糖尿病専門医試験
日本糖尿病学会の糖尿病専門医試験では筆記試験として選択肢問題、記述試験の他に口頭試験も行われます。この記事では口頭試験(面接試験)の対策について述べます。
糖尿病学会の筆記試験対策についてはこちらの記事をご覧ください。
口頭試験の対策
口頭試験について日本糖尿病学会のホームページには下記のように記載されています。
口頭試験においては、糖尿病に関する十分な知識および臨床経験を有することに加えて、書類審査で提出された症例に関する確認や、糖尿病治療にあたるチームのリーダーとしての資質、他の診療科からの相談に適切に対応できる能力なども評価されます。
日本糖尿病学会ホームページより引用
https://www.jds.or.jp/modules/specialist/index.php?content_id=147
これより口頭試験対策として下記のような準備をしておくことが必要です。
- 提出症例の見直し
自身が提出した症例報告の内容を見直しておくと良いでしょう。
症例の背景、診断の根拠、治療方針、合併症管理などについての追加の質問がなされる可能性があります。治療法の選択理由したのか、他の選択肢はなかったのか、といった疑問にも答えられるように準備が必要です。
また特殊な病態の糖尿病診療も行っているかも問われることがあるようです。
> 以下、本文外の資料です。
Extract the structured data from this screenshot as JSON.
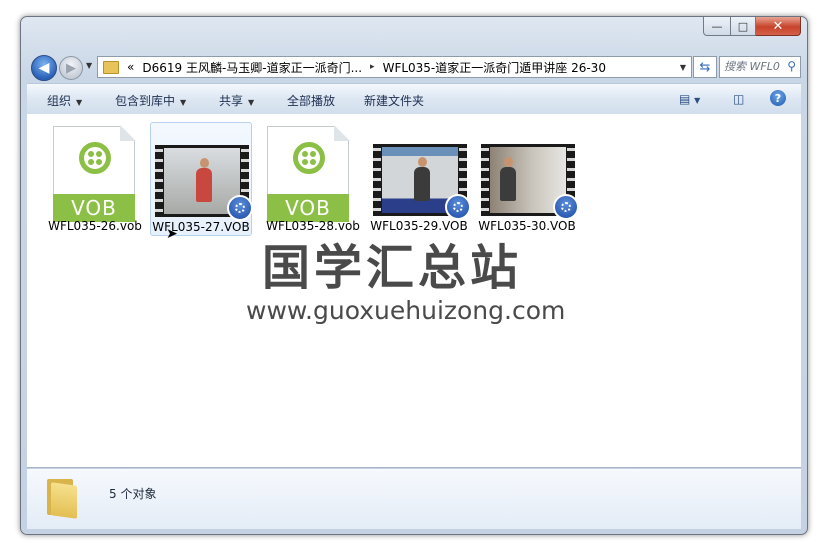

糖尿病の診療自体は非専門医もたくさん行っていると思いますが、糖尿病専門医に依頼されやすい診療を行っているかなどです。具体的には1型糖尿病のインスリンポンプ治療、妊娠糖尿病、糖尿病合併妊娠、入院重症症例の血糖管理、周術期の血糖管理などにつについての診療経験も必要でしょう。 - チーム医療における役割の理解
糖尿病療養指導士(CDEJ)や管理栄養士などの他職種との連携について、自身の診療経験、自施設の状況などについて説明できるようにしておきましょう。
特に自施設内でのCDEJの取得状況や多職種カンファランスの実施状況、糖尿病教室や糖尿病週間などの啓蒙活動などについても述べられるようにしておきましょう。 - 他科との連携やコンサルト対応
糖尿病は多くの合併症を伴うことから他科との連携が不可欠です。心血管疾患や腎疾患、眼科合併症など他科領域との連携についての自身の診療経験や自施設の連携状況についても説明できるようにしておきましょう。自施設内だけで診療可能なのか、他の医療機関に紹介する場合
があるかなどについても述べられるようにしておきましょう。
また他診療科に入院中の症例の血糖管理などのコンサルト、妊娠糖尿病や糖尿病合併妊娠への対応状況についても問われる可能性があると思います。
筆者が受験した際には、専門医に求められる水準で実際に糖尿病診療を継続していたのかを確認しているような印象を受けました。専門医の資格を取るためだけの受験生を見極めているようにも感じました。逆に言うと普段から実地診療をしっかりしていれば口頭試験に関連した特別な対策は必要ないかもしれません。
まとめ
筆記試験では確認することが難しい具体的な診療状況、チーム医療の実践などについて口頭試験では問われやすいです。単なる暗記ではなく糖尿病専門医として備えるべき診療経験や資質を持っているかが評価されているようです。